The Shining (Kubrick, 1980): Central Picturehouse, 4pm


This special screening of The Shining will be followed by an interview with executive producer Jan Harlan. He began working closely with Stanley Kubrick in 1969 and later became his brother-in-law. Jan collaborated with him on five of his films, from Barry Lyndon to A.I.: Artificial Intelligence. Jan directed and produced the acclaimed documentary Stanley Kubrick: A Life in Pictures. At this event’s interview, as well as the making of The Shining, he will discuss his other work with the legendary director.

If you want to read an intelligent discussion on the movie, and a good introduction to tonight's screening here is one by long-time fan Jonathan Romney in the Independent on Sunday.

Time Out review:
All of Stanley Kubrick’s films – be it ‘The Killing’ or ‘Eyes Wide Shut’ – demand to be seen on a big screen. They’re about people trapped in huge, indifferent machines gone wrong, from a heist plot to a spaceship, and only the huge indifference of the cinema does them justice. In ‘The Shining’, the machine is a haunted house: the Overlook Hotel, created by Stephen King and turned by Kubrick into an awry environment in which mental stability, supernatural malignance and the sense of space and time shimmer and warp to terrible effect.

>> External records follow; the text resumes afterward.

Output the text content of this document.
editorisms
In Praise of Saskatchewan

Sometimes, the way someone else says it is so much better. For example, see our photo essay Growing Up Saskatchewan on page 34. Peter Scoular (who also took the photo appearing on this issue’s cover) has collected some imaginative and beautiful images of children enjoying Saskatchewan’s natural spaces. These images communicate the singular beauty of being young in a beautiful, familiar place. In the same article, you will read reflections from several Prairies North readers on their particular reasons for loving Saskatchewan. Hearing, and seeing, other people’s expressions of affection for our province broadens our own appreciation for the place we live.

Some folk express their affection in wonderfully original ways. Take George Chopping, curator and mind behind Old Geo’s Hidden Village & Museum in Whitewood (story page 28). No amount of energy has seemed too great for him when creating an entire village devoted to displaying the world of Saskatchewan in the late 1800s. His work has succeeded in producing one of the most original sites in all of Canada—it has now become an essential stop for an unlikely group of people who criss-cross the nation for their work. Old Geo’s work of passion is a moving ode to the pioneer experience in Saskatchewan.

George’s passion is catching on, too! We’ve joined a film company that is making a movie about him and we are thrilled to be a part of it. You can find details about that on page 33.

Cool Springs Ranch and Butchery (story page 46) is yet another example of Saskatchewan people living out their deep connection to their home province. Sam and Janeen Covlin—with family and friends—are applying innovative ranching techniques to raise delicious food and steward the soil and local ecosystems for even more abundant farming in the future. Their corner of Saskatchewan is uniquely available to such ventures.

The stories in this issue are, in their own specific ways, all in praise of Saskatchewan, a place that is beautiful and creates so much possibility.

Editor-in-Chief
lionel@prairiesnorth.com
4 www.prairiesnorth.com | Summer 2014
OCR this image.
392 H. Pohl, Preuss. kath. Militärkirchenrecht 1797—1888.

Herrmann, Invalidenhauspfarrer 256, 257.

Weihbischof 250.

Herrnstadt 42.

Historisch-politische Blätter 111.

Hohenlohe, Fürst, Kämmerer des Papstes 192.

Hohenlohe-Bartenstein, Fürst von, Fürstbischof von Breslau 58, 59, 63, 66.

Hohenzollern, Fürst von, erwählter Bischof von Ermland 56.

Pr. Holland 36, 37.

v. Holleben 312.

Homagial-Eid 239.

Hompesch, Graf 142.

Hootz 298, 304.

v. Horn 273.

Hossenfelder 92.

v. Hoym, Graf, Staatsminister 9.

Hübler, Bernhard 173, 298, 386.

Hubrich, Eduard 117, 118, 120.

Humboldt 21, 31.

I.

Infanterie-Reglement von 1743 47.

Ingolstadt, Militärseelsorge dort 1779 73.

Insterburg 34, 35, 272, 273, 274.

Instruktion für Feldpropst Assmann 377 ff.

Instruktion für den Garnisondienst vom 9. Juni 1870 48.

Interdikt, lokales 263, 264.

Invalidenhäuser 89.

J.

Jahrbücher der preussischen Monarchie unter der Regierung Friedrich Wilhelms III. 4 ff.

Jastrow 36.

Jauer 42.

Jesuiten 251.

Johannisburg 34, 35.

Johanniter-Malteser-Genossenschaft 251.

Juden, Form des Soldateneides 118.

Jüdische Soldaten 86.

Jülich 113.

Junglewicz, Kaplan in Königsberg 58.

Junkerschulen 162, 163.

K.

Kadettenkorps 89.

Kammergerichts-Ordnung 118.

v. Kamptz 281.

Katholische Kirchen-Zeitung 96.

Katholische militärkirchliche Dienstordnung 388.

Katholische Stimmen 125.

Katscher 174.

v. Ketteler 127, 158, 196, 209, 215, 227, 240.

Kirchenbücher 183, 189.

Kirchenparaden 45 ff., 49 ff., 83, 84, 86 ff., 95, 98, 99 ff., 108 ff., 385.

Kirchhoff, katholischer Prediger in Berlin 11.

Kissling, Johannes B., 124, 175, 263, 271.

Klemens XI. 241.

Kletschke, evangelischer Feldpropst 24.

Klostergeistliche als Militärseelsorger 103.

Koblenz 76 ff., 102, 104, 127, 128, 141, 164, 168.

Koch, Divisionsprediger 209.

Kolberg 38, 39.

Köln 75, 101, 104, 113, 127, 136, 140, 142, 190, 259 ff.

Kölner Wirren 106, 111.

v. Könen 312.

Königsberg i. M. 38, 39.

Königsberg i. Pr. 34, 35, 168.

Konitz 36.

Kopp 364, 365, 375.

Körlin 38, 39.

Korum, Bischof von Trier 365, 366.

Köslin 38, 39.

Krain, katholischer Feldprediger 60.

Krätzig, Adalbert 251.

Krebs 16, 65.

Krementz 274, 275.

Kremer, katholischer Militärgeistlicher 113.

The story sees Jack Torrance (Jack Nicholson) drag his wife Wendy (Shelley Duvall) and psychic son Danny (Danny Lloyd) up a mountain to be the hotel’s winter caretaker. Things go badly. This is the original 1980 US version, 24 minutes longer than the one familiar to UK audiences. On the upside, it fleshes out the family’s city life and includes an intriguing TV-watching motif; on the downside, there are some daft scare shots and it didn’t ever exactly feel short at two hours. Still, a masterpiece.